Editor’s Note: An article in the New York Post, “Bubba’s Kosher Sex” (Oct. 11), reported on one of an estimated 10,000 documents released last week by the Clinton presidential library in Little Rock, Ark. It was a memo written by a senior Hillary Clinton aide in January 1999, at the height of the Monica Lewinsky scandal, seeking to use Jewish law to defuse calls for President Clinton to be impeached. The memo referred to an oped piece in The Jewish Week at the time written by Susannah Heschel, a professor of Jewish studies at Dartmouth, noting that King David in the Bible is condemned for committing adultery with Batsheva “but was never thrown off the throne of Israel” and is still “exalted” in Jewish history.
Following is Heschel’s response to the recent report.
Let me be clear: I have never, ever attempted in any way to justify adultery or President Clinton’s misbehavior. It was wrong, period.
When the news broke about President Clinton’s affair in 1998, I was struck that among the very first voices condemning him came from two Jewish leaders, Senator Joe Lieberman and Professor Ismar Schorsch, both of whom adhere to rabbinic law. I was disturbed because according to rabbinic law, adultery consists of a married man engaging in sexual intercourse with a married woman; if the woman is not married, it is not considered adultery (and if a married woman has sexual relations with a man, it doesn’t matter if he is married or not — it is forbidden). Naturally, Jews today believe adultery is wrong, whether or not the woman is married. What concerned me was that their attacks on President Clinton pointed to a conflict in our use of rabbinic law.
For years, many of us have been deeply upset about certain aspects of rabbinic law concerning women and marital relations, especially that women are not allowed to divorce a husband. He has to divorce her. The result has been a halachic quagmire of agunot, women who are chained to husbands who refuse to grant them a divorce.

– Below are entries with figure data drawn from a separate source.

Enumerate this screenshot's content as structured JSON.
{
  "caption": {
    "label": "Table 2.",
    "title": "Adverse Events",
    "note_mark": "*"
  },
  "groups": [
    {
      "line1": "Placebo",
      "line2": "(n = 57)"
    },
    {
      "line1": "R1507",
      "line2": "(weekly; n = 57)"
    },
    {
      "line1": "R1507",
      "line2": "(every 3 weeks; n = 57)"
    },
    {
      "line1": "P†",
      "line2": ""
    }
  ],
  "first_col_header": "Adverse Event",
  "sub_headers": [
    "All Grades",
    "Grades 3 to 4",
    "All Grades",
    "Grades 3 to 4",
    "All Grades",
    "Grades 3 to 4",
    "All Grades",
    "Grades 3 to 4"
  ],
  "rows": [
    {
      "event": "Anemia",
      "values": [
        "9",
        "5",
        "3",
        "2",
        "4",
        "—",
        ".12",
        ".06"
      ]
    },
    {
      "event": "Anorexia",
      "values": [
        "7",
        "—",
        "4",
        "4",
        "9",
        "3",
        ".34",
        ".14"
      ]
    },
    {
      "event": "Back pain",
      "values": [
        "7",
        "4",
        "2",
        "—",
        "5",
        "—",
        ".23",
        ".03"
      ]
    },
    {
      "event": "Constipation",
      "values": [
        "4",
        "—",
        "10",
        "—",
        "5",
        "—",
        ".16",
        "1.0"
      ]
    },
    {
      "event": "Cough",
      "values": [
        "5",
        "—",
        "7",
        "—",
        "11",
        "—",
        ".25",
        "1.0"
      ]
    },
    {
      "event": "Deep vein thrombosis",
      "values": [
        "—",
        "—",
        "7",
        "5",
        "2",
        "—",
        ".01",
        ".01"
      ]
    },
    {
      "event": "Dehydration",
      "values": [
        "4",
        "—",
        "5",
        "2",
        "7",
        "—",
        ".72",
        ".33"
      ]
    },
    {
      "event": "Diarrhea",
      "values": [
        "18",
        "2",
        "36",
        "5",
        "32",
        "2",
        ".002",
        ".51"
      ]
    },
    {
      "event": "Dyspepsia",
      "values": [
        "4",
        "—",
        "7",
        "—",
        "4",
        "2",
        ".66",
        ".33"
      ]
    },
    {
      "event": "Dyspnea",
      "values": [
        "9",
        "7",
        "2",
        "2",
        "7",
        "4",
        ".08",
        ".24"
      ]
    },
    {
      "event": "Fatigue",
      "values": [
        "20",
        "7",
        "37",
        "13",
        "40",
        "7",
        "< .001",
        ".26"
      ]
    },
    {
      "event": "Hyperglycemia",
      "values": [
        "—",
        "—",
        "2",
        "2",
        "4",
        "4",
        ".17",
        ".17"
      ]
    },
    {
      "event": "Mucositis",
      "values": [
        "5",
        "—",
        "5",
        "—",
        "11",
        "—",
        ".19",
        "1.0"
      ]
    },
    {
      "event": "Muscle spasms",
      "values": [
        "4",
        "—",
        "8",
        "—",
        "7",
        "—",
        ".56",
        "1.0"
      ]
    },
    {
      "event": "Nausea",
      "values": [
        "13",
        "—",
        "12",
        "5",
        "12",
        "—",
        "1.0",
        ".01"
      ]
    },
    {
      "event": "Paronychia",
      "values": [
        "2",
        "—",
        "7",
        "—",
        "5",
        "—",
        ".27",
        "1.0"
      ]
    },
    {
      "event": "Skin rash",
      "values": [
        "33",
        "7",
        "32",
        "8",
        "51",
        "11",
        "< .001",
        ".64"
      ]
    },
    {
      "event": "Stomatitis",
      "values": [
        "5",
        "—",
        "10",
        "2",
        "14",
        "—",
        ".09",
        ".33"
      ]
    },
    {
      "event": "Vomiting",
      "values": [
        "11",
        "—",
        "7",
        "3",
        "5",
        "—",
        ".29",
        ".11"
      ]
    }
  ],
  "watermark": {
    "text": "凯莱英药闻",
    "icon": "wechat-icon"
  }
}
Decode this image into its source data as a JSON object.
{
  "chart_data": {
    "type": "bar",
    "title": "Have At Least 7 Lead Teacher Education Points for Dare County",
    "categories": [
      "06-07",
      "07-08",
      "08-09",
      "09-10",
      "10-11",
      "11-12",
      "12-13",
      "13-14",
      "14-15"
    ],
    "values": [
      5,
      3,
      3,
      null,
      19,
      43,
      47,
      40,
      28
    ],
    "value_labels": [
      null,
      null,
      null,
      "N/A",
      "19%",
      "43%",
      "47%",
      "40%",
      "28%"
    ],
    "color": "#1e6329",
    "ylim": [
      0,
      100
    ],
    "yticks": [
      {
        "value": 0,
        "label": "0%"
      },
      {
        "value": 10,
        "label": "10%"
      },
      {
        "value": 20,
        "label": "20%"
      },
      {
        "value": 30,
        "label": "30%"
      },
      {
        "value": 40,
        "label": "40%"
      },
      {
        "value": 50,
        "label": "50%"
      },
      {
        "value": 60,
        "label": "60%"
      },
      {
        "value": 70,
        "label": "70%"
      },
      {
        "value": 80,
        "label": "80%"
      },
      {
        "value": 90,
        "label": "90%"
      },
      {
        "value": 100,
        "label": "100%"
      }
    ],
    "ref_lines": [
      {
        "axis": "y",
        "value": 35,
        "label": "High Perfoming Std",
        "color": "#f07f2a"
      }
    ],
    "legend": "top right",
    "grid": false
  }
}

If we find the rabbinic definition of adultery problematic and even reject it, why do we not also reject rabbinic laws on other matters that seem unjust or incompatible with our contemporary values, such as divorce laws? And if we are unwilling to change those divorce laws, then why would we not adhere to the laws regarding adultery? If some Jews are embarrassed that rabbinic law does not prohibit the kind of relationship President Clinton engaged in, then why are we not embarrassed by the existence of so many agunot?
There is no question that President Clinton did something inexcusable. I was struck that certain members of Congress, while never condoning the President’s behavior, nonetheless treated him as a friend who had done something terribly wrong. The question for me was this: how should we behave when someone we respect does something wrong? Do we mock and condemn him, humiliate him further, as certain comedians, such as Jay Leno, did on a regular basis? What does such public humiliation say about our character?
Moments such this are tests of our integrity. However badly someone else behaves, we must not join in the condemnations and humiliations, but seek to assist the person in repentance, reparation, and rebuilding his or her life. That, in fact, is the Jewish way to behave.
During the many long months of political outrage over President Clinton in the fall and winter of 1998, al-Qaeda attacked the SS Cole, and the attention of our government should have been focused on the looming and growing threat of terrorism. Just three years later came the horrific attacks on this country. How foolish that we chose to focus on a sexual misbehavior instead of concentrating on preventing the terrible loss of life that resulted from al-Qaeda’s attacks.
Finally, what does it say about our society that we dredge up the President Clinton’s behavior just days after he and his family celebrated the birth of his granddaughter? Why are we still pursuing the nasty politics of character assassination in this country?
Susannah Heschel is Eli Black Professor of Jewish Studies in the Department of Religion at Dartmouth College.